DLGAP1-AS1 directly bound hsa-miR-149-5p and further affects the proliferation and apoptosis of CRC cells by regulating the TGFB2 signaling pathway (A and B) CRC cells were divided into four groups: control, shRNA NC, sh-DLGAP1-AS1, and sh-DLGAP1-AS1+hsa-miR-149-5p inhibitor. The mRNA expression level of DLGAP1-AS1 was detected by qRT-PCR in HT-29 and SW480 cells. (C and D) CCK-8 assay was used to detect the cell viability of HT-29 and SW480 cells, respectively. (E and F) Flow cytometry was adopted to detect the level of apoptosis in HT-29 and SW480 cells. (G and H) The expression level of TGFB2 and its downstream signal pathway molecules p-Smad2, Smad2, and proliferation-related index (PCNA) was detected by WB. (I) The expression level of TGFB2 and its downstream signal pathway molecules p-Smad2, Smad2, and proliferation-related index (PCNA) was detected by qRT-PCR. Data are the means ± SD of triplicate determinants (∗p < 0.05).

Figure 9

DLGAP1-AS1 directly bound hsa-miR-149-5p and further affects the migration and invasion of CRC cells by regulating the TGFB2 signaling pathway (A and B) Scratch healing test was used to detect the movement ability of HT-29 and SW480 cells. (C) Matrigel experiments were used to detect cell invasion in HT-29 and SW480 cells.

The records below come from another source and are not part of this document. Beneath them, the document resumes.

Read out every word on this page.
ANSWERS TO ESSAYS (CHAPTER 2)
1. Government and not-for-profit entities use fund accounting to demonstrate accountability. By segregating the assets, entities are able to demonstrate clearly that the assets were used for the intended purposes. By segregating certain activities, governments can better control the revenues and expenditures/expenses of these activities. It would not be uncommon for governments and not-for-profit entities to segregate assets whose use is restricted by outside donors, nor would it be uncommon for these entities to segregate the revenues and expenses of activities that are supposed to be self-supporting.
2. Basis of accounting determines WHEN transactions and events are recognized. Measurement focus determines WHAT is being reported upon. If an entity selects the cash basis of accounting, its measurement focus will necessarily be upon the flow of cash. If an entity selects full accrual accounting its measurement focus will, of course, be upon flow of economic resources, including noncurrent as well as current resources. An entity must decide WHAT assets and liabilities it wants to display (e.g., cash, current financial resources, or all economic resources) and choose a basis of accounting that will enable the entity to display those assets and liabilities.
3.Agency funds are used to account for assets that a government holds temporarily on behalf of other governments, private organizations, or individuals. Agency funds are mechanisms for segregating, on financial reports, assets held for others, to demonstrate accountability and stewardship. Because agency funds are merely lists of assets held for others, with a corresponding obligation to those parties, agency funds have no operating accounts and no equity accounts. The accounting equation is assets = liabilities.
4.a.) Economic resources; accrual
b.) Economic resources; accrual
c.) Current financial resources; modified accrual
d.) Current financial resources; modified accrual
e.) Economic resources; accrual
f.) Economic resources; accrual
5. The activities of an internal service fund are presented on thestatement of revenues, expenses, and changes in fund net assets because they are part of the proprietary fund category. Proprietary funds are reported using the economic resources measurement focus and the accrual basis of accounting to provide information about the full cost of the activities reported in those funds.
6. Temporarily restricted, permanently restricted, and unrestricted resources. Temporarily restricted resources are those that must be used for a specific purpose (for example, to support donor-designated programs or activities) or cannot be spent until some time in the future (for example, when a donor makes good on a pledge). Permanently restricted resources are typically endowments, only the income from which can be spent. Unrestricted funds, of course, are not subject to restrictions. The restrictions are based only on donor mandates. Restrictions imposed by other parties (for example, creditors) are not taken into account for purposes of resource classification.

Data are the means ± SD of triplicate determinants (∗p < 0.05).

Figure 10

DLGAP1-AS1 contributed to the chemosensitivity of 5-FU in HT-29 cells (A) The expression levels of DLGAP1-AS1, hsa-miR-149-5p, and TGFB2 in HT-29 and 5-FU-resistant HT-29 (HT-29/5FU) cells were detected by qRT-PCR. HT-29 cells were treated with 5-FU after DLGAP1-AS1 knockdown and/or miR-149-5p inhibition. (B) The expression level of DLGAP1-AS1 was detected by qRT-PCR. (C) The cell viability of each group was detected by CCK-8. (D and E) Apoptosis was detected by flow cytometry. (F and G) The expression level of TGFB2 was detected by WB. (H) The expression level of TGFB2 was detected by qRT-PCR. Data are the means ± SD of triplicate determinants (∗p < 0.05).

Figure 11

DLGAP1-AS1 can inhibit the growth of xenograft tumor model of CRC in nude mice and promote the sensitivity of tumor tissue to 5-FU (A) The subcutaneous transplanted tumor (drug-resistant cell line) model of CRC in nude mice was established. At 21 days upon cell implantation, tumors were excised and imaged. (B) Tumor weight of xenografts. (C) Tumor volume of xenografts. (D) The expression level of DLGAP1-AS1 was detected by qRT-PCR. (E) The expression of hsa-miR-149-5p was detected by qRT-PCR. (F and G) The expression levels of TGFB2 and its downstream signal pathway molecules p-Smad2, Smad2, and proliferation-related index (PCNA) were detected by WB. (H) The expression levels of TGFB2 and its downstream signal pathway molecule Smad2 and proliferation-related index (PCNA) were detected by qRT-PCR. Data are the means ± SD of triplicate determinants (∗p < 0.05).